Now off to bed to curl up with my sleeping prince....




Tuesday, December 2, 2008

There is always some madness in love. But there is also always some reason in madness.

(Friedrich Nietzsche)

Today was one of those days, that didn't drag too badly, but a bit more sleep would have definately helped the situation.


Its the first day back to work for Jarid, except this shift isn't the regular "10&4", its a full 14 day shift, then he's off for 3 weeks for Christmas. I'm super excited about this, and hopefully if I can take a couple days off way before Christmas, we can go shopping in the city together.

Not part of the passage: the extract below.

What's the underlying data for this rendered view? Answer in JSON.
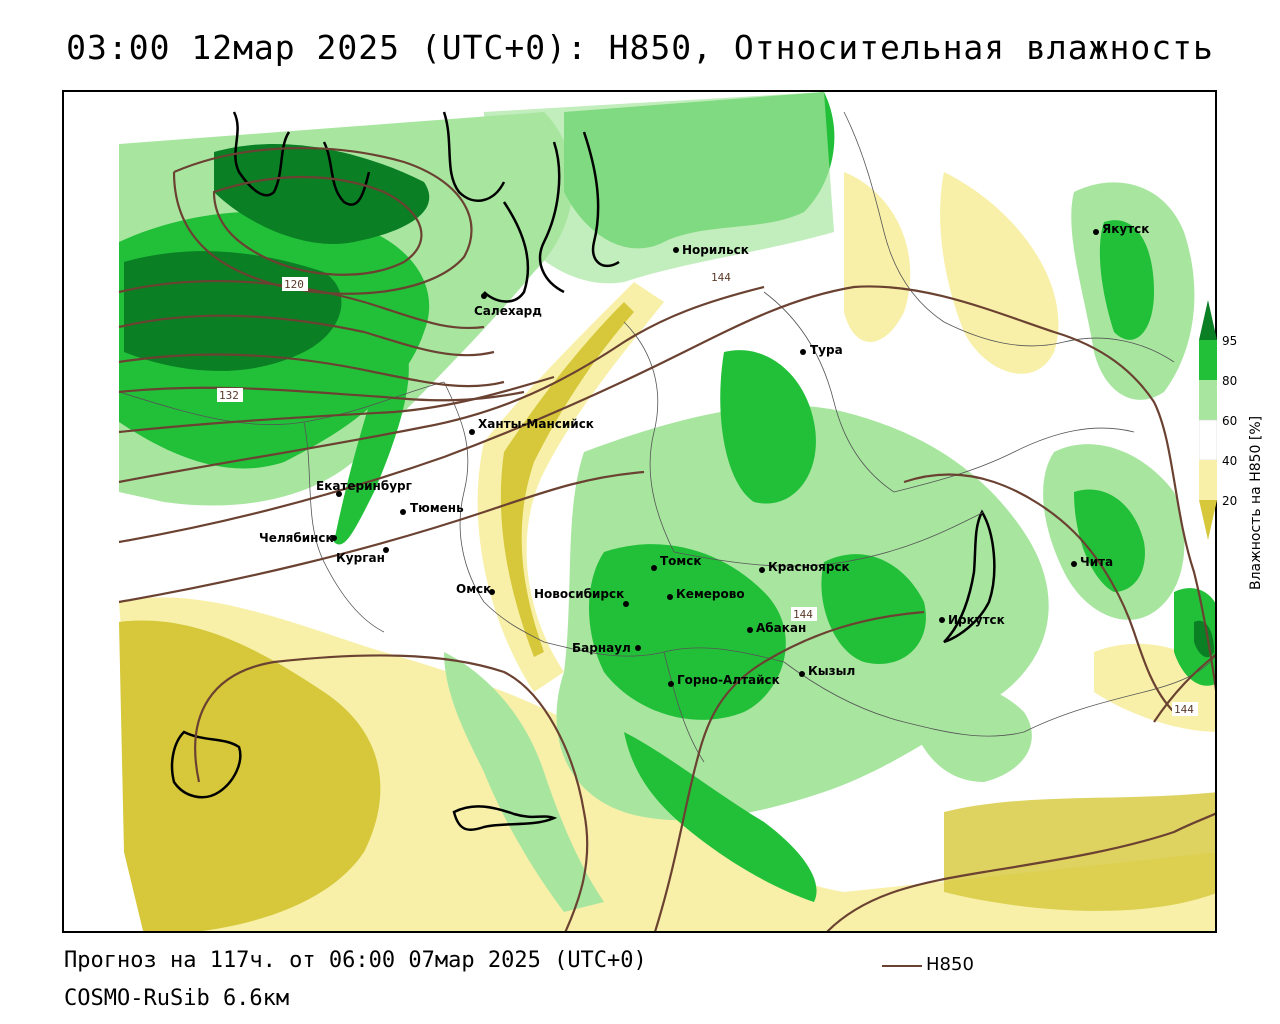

I'm really not looking forward to this 14 day shif, esspecially since he'll probably be spending at least 4 nights up in camp so he isn't pulling 14, 14 hour days in a row... driving there & back like he always does. Up by 430, home around 7 every night.

I really want to start getting on the same(ish) sleep schedule as him, and get a bit of a workout video done in the morning... as much as I can with one hand in a cast I guess.

So bed time for me, Jarid just crawled into bed... and Mondae is curled up already in her bed too.

Hopefully tomorrow I accomplish more if we don't have company the minute I walk in the door, but I definately made a kick ass supper (with Jess' help) for the boys.. its a start!

Good Night & sweet dreams...

a journey of a thousand miles starts with one step.


(Japanese Proverb)

One step forward it is... December 1, 2008.

5 years ago, Jarid and I were high school sweethearts, starting on a clean slate. Planning our first Christmas gifts for each other.
Today, I can hear him snoring in the other room, over my music, and the fireplace fan... yes its probably time I get to bed myself, but I am only driven to release so many thoughts, and plan my Christmas preparation.


First note to self... get camera OUT or software loaded to upload cellphone pictures... tmrw night. Period. no more procrastinating on this one!

MUST POST PICTURES....


(of my own)

Also to do tomorrow early morning .... or late in the evening, create a space of my own on my desk. Clean it up, create an inspiring atmosphere for myself so my creative juices can flow. (this is assuming Internet is accessible from where my desk is situated. Willing to move desk IF needed)

Make hearty supper... time to stop slacking the the kitchen department, just because I am soley left-handed right now is no excuse... ribs, garlic mashed potatoes & steamed vegtables. To be eaten at the kitchen table. Possibly something for dessert as well... we will find out!

On a sidenote.. it is almost 1 am... Jarid is up at 430am to go to work... good thing he was in bed hours ago!!

Ok... unable to connect to blogger.com... fingers crossed this will post... not the bestest blog, but its blog #1, with lots of room for improvement, which will hopefully come to me as swiftly as I'm adjusting to left-handed life.

Thanks Mandy for helping me start this puppy up!! I will continue to use your blog as inspiration, and get prepared to upload pictures... lots & lots of them!! LUMULK!

Goodnight for now... from the girl who should have been in bed hours ago with her man!
(And who also just looked over to see her Mondae, passed out on 2 cushions of the couch, which she isnt' supposed to be on... oops... I should probably wake her up & give her a quick cuddle on her own bed!)